On June 2, U.S. President Barack Obama proposed the country’s first-ever federal regulation on greenhouse gas pollution resulting from existing power plants. The rule, intended to cut carbon emissions from the power sector to 30 percent below 2005 levels by 2030, is an indispensable piece of the administration’s climate policy, which it has painstakingly assembled since a comprehensive energy and climate bill collapsed in the Senate in mid-2010.
Predictably, Obama’s proposal set off a firestorm of political hyperbole. The Senate’s top Republican, Mitch McConnell, decried it as a “dagger in the heart of the middle class,” and John Boehner, speaker of the House, called it “a sucker punch for families everywhere.” In fact, there is much about the rule to celebrate, including the notion that for the first time it puts the United States on track to meet its international commitment, made in 2009 as part of the Copenhagen Accord, to reduce greenhouse gas emissions to 17 percent below 2005 levels by 2020.

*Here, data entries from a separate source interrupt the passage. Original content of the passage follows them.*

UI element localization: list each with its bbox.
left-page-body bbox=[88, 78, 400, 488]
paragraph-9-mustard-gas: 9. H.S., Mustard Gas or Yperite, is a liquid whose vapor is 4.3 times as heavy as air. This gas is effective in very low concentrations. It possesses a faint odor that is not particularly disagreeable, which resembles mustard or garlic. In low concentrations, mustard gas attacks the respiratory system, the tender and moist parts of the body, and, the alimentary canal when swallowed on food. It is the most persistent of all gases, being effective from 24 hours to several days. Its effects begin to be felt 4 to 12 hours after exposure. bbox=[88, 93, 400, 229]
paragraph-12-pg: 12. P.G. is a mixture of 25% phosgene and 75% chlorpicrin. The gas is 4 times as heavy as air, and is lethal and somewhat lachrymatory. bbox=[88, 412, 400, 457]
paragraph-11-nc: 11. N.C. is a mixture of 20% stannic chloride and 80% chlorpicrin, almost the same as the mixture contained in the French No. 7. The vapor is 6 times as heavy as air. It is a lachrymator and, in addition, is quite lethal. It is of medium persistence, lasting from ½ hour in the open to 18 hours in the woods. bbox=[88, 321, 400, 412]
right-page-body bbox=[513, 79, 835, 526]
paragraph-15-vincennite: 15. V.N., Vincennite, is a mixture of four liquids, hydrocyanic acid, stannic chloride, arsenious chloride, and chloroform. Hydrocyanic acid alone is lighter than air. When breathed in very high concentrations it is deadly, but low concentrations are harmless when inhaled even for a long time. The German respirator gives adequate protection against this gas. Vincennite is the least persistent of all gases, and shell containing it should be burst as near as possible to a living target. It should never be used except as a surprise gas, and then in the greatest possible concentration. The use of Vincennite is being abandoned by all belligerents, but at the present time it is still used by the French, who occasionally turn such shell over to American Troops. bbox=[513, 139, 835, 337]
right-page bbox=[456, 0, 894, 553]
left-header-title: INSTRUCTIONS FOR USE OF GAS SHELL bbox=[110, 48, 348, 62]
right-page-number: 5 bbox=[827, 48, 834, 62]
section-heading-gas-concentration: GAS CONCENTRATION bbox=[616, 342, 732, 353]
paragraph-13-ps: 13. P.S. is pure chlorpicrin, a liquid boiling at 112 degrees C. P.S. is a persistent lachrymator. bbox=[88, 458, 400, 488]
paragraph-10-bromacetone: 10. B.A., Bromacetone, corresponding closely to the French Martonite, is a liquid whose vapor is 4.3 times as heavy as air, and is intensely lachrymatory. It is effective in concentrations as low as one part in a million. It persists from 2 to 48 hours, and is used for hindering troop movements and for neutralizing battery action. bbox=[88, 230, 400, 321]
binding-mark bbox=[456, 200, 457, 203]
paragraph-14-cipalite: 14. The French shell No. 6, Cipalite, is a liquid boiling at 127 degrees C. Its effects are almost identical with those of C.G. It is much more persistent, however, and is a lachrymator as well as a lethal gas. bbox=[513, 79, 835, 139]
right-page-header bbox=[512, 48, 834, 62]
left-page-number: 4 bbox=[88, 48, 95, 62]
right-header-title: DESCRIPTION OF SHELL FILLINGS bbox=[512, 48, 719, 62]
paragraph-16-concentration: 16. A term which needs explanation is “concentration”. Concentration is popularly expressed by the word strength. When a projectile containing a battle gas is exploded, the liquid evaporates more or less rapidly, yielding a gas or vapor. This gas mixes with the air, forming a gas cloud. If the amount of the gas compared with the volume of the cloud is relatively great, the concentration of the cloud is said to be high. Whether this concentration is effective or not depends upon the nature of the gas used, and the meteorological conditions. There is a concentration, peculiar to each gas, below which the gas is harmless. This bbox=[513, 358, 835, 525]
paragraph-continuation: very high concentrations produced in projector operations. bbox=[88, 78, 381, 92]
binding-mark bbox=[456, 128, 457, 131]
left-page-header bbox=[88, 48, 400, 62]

The Copenhagen climate conference, often remembered more for heated arguments and a chaotic conclusion than for what it achieved, was actually a turning point in international climate talks. For the first time, all major polluting states -- developed and developing -- agreed to stem their emissions. This was no small victory, and it is far from secure, as China, India, and other major emerging economies remain keen to restore and maximize the differences between their responsibilities and those of developed countries in the climate negotiations.